Fière de son discours, Hilda la regarda avec amusement en espérant voir son regard terrifié. Tanwen le comprit rapidement et afficha un air qui se voulait robuste, mais son histoire lui avait fait froid dans le dos. Elle ne dut pas avoir l’air très convaincant, car les Brûlés éclatèrent de rire, et même Minos laissa échapper un sourire.

— Elle en fait toujours trop, ajouta-t-il avec plus de sérieux. Mais il est vrai que ces créatures peuplent les montagnes et que chaque caravane qui entreprend la traversée connaît souvent des morts dans ses rangs.

Ils terminèrent de manger et Tanwen eut droit à quelques heures de sommeil avant de retourner à l’entraînement dès le lendemain matin.

Une semaine s’était déjà écoulée depuis qu’elle avait posé un pied au camp. Sa formation avançait bien, même si elle n’était toujours pas parvenue à battre Minos en duel. Elle l’avait jugée trop vite, s’étant enorgueillée de l’avoir blessé lors de leur première rencontre. Elle dut rapidement se rendre à l’évidence qu’elle avait été chanceuse ce jour-là. Tanwen n’aurait sûrement pas tenu longtemps en combat singulier alors qu’il l’envoyait s’écraser lourdement sur le sol au milieu du camp.

— Combien de fois dois-je me répéter ! Lève ta garde !  Lui cria Minos.

Plusieurs Brûlés assistaient à ce spectacle quotidien en faisant des paris entre eux sur sa performance du jour.

— Vas-y ! Tu peux l’avoir ! Crièrent plusieurs d’entre eux alors que Tanwen se relevait péniblement.

Ces spectateurs réguliers l’énervaient au plus au point et elle fonça vers Minos pour en découdre encore une fois. Ce dernier soupira en secouant la tête et para sans difficulté son attaque. Elle enchaîna une suite de coups désordonnés en espérant le toucher avec une estocade, mais il la saisit par le poignet et l’envoya de nouveau valdinguer de l’autre côté du camp. Un cri de déception raisonna dans l’enceinte du campement alors que de l’argent passait de main en main en riant.

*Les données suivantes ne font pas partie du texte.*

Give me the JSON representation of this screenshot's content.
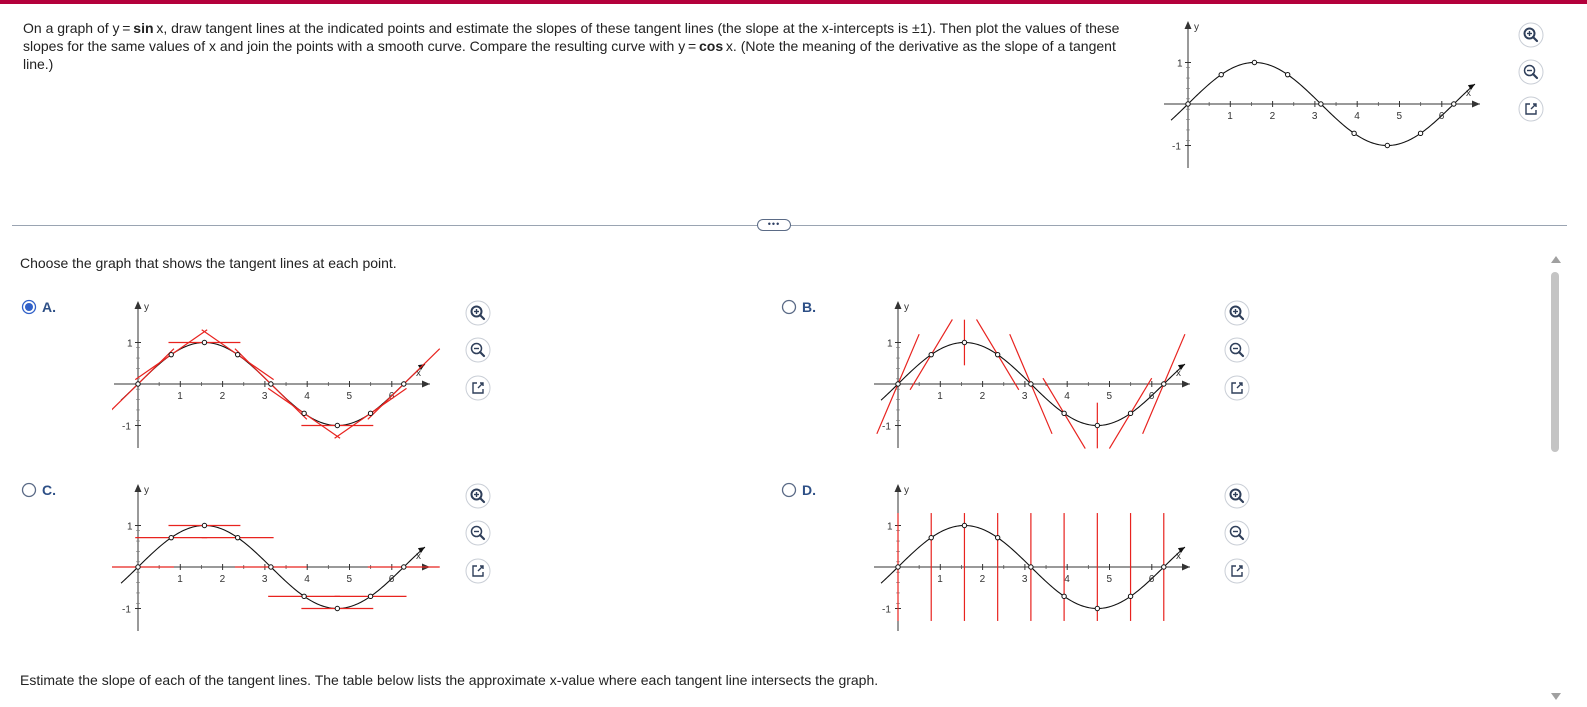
{
  "question": {
    "part1": "On a graph of y = ",
    "func1": "sin",
    "part2": " x, draw tangent lines at the indicated points and estimate the slopes of these tangent lines (the slope at the x-intercepts is ±1). Then plot the values of these slopes for the same values of x and join the points with a smooth curve. Compare the resulting curve with y = ",
    "func2": "cos",
    "part3": " x. (Note the meaning of the derivative as the slope of a tangent line.)"
  },
  "more_button": "•••",
  "prompt": "Choose the graph that shows the tangent lines at each point.",
  "bottom_text": "Estimate the slope of each of the tangent lines. The table below lists the approximate x-value where each tangent line intersects the graph.",
  "options": [
    {
      "id": "A",
      "label": "A.",
      "selected": true,
      "tangents": "correct"
    },
    {
      "id": "B",
      "label": "B.",
      "selected": false,
      "tangents": "steep"
    },
    {
      "id": "C",
      "label": "C.",
      "selected": false,
      "tangents": "horizontal"
    },
    {
      "id": "D",
      "label": "D.",
      "selected": false,
      "tangents": "vertical"
    }
  ],
  "axis_labels": {
    "x": "x",
    "y": "y",
    "x_ticks": [
      "1",
      "2",
      "3",
      "4",
      "5",
      "6"
    ],
    "y_ticks": [
      "1",
      "-1"
    ]
  },
  "icons": [
    "zoom-in-icon",
    "zoom-out-icon",
    "open-window-icon"
  ],
  "colors": {
    "accent": "#b3003b",
    "tangent": "#e8231f",
    "label": "#2d4f86"
  }
}
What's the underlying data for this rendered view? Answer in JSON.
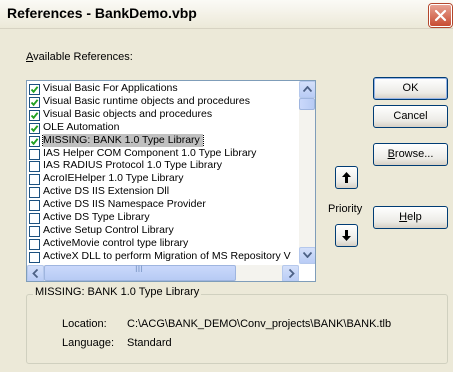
{
  "window": {
    "title": "References - BankDemo.vbp"
  },
  "available_refs": {
    "label_first": "A",
    "label_rest": "vailable References:",
    "items": [
      {
        "label": "Visual Basic For Applications",
        "checked": true
      },
      {
        "label": "Visual Basic runtime objects and procedures",
        "checked": true
      },
      {
        "label": "Visual Basic objects and procedures",
        "checked": true
      },
      {
        "label": "OLE Automation",
        "checked": true
      },
      {
        "label": "MISSING: BANK 1.0 Type Library",
        "checked": true,
        "selected": true
      },
      {
        "label": "IAS Helper COM Component 1.0 Type Library",
        "checked": false
      },
      {
        "label": "IAS RADIUS Protocol 1.0 Type Library",
        "checked": false
      },
      {
        "label": "AcroIEHelper 1.0 Type Library",
        "checked": false
      },
      {
        "label": "Active DS IIS Extension Dll",
        "checked": false
      },
      {
        "label": "Active DS IIS Namespace Provider",
        "checked": false
      },
      {
        "label": "Active DS Type Library",
        "checked": false
      },
      {
        "label": "Active Setup Control Library",
        "checked": false
      },
      {
        "label": "ActiveMovie control type library",
        "checked": false
      },
      {
        "label": "ActiveX DLL to perform Migration of MS Repository V",
        "checked": false
      }
    ],
    "hscroll_grip": "III"
  },
  "buttons": {
    "ok": "OK",
    "cancel": "Cancel",
    "browse_first": "B",
    "browse_rest": "rowse...",
    "help_first": "H",
    "help_rest": "elp"
  },
  "priority": {
    "label": "Priority"
  },
  "details": {
    "group_title": "MISSING: BANK 1.0 Type Library",
    "location_label": "Location:",
    "location_value": "C:\\ACG\\BANK_DEMO\\Conv_projects\\BANK\\BANK.tlb",
    "language_label": "Language:",
    "language_value": "Standard"
  },
  "colors": {
    "dialog_bg": "#ece9d8",
    "selection_bg": "#c0c0c0",
    "close_button": "#c84c32"
  },
  "icons": [
    "close-icon",
    "checkmark-icon",
    "up-arrow-icon",
    "down-arrow-icon",
    "scroll-up-icon",
    "scroll-down-icon",
    "scroll-left-icon",
    "scroll-right-icon"
  ]
}
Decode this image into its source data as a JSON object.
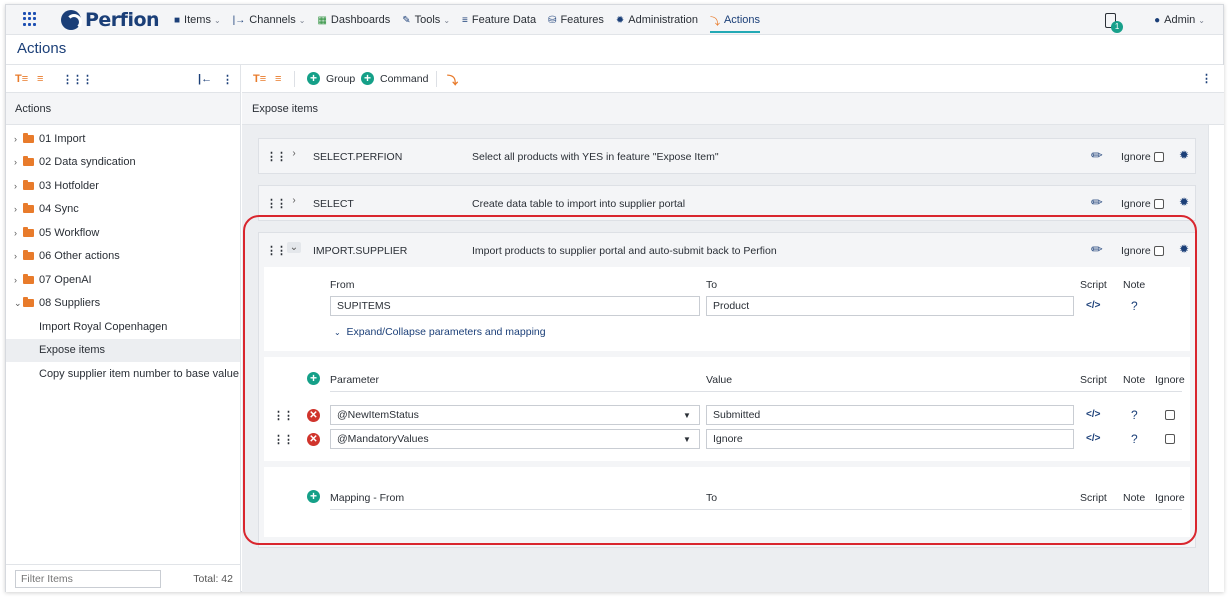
{
  "nav": {
    "logo": "Perfion",
    "items": [
      {
        "label": "Items",
        "icon": "cube-icon",
        "caret": true
      },
      {
        "label": "Channels",
        "icon": "channel-icon",
        "caret": true
      },
      {
        "label": "Dashboards",
        "icon": "dashboard-icon",
        "caret": false
      },
      {
        "label": "Tools",
        "icon": "wrench-icon",
        "caret": true
      },
      {
        "label": "Feature Data",
        "icon": "list-icon",
        "caret": false
      },
      {
        "label": "Features",
        "icon": "database-icon",
        "caret": false
      },
      {
        "label": "Administration",
        "icon": "gear-icon",
        "caret": false
      },
      {
        "label": "Actions",
        "icon": "bolt-icon",
        "caret": false,
        "active": true
      }
    ],
    "notification_count": "1",
    "user": "Admin"
  },
  "page_title": "Actions",
  "left": {
    "header": "Actions",
    "tree": [
      {
        "label": "01 Import",
        "type": "folder",
        "expanded": false
      },
      {
        "label": "02 Data syndication",
        "type": "folder",
        "expanded": false
      },
      {
        "label": "03 Hotfolder",
        "type": "folder",
        "expanded": false
      },
      {
        "label": "04 Sync",
        "type": "folder",
        "expanded": false
      },
      {
        "label": "05 Workflow",
        "type": "folder",
        "expanded": false
      },
      {
        "label": "06 Other actions",
        "type": "folder",
        "expanded": false
      },
      {
        "label": "07 OpenAI",
        "type": "folder",
        "expanded": false
      },
      {
        "label": "08 Suppliers",
        "type": "folder",
        "expanded": true
      },
      {
        "label": "Import Royal Copenhagen",
        "type": "leaf",
        "selected": false
      },
      {
        "label": "Expose items",
        "type": "leaf",
        "selected": true
      },
      {
        "label": "Copy supplier item number to base value",
        "type": "leaf",
        "selected": false
      }
    ],
    "filter_placeholder": "Filter Items",
    "total": "Total: 42"
  },
  "right": {
    "toolbar": {
      "group_label": "Group",
      "command_label": "Command"
    },
    "header": "Expose items",
    "commands": [
      {
        "name": "SELECT.PERFION",
        "description": "Select all products with YES in feature \"Expose Item\"",
        "ignore_label": "Ignore",
        "expanded": false
      },
      {
        "name": "SELECT",
        "description": "Create data table to import into supplier portal",
        "ignore_label": "Ignore",
        "expanded": false
      },
      {
        "name": "IMPORT.SUPPLIER",
        "description": "Import products to supplier portal and auto-submit back to Perfion",
        "ignore_label": "Ignore",
        "expanded": true
      }
    ],
    "import_supplier": {
      "from_label": "From",
      "to_label": "To",
      "script_label": "Script",
      "note_label": "Note",
      "ignore_label": "Ignore",
      "from_value": "SUPITEMS",
      "to_value": "Product",
      "expand_collapse_label": "Expand/Collapse parameters and mapping",
      "parameter_label": "Parameter",
      "value_label": "Value",
      "parameters": [
        {
          "name": "@NewItemStatus",
          "value": "Submitted"
        },
        {
          "name": "@MandatoryValues",
          "value": "Ignore"
        }
      ],
      "mapping_from_label": "Mapping - From",
      "mapping_to_label": "To"
    }
  }
}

— Ça suffit, déclara Minos. Assieds-toi un moment et bois un peu d’eau.

— Je peux encore me battre ! Cria-t-elle en se relevant.

— J’ai dit, ça suffit ! On fait une pause. Cela ne servira à rien de continuer tant que tu ne te seras pas calmée. Et vous ! Dit-il à l’attention des Brûlés. Vous n’avez rien de mieux à faire que nous regarder toute la journée.

Les quelques spectateurs se dispersèrent aussitôt, retournant vaquer à leurs occupations.

Tanwen alla s’asseoir dans l’herbe à contrecœur et but un peu d’eau de sa gourde. Elle ne comprenait pas comment il arrivait à parer ses coups avec une telle aisance. Ils s’entraînaient depuis le début de l’après-midi et Minos transpirait à peine alors qu’elle était couverte de sueur.

Ils continuèrent à s’affronter jusqu’au soleil couchant lorsqu’un groupe de cavaliers arriva au campement. Des sentinelles accoururent pour prendre soin de leur monture et leur apporter de quoi se désaltérer après leur chevauchée. Minos partit à leur rencontre sous les protestations de Tanwen qui, bien qu’exténuée, voulait continuer à se battre. Il échangea quelques mots avec les nouveaux arrivants, puis ils se rendirent dans une tente afin de continuer leur conversation.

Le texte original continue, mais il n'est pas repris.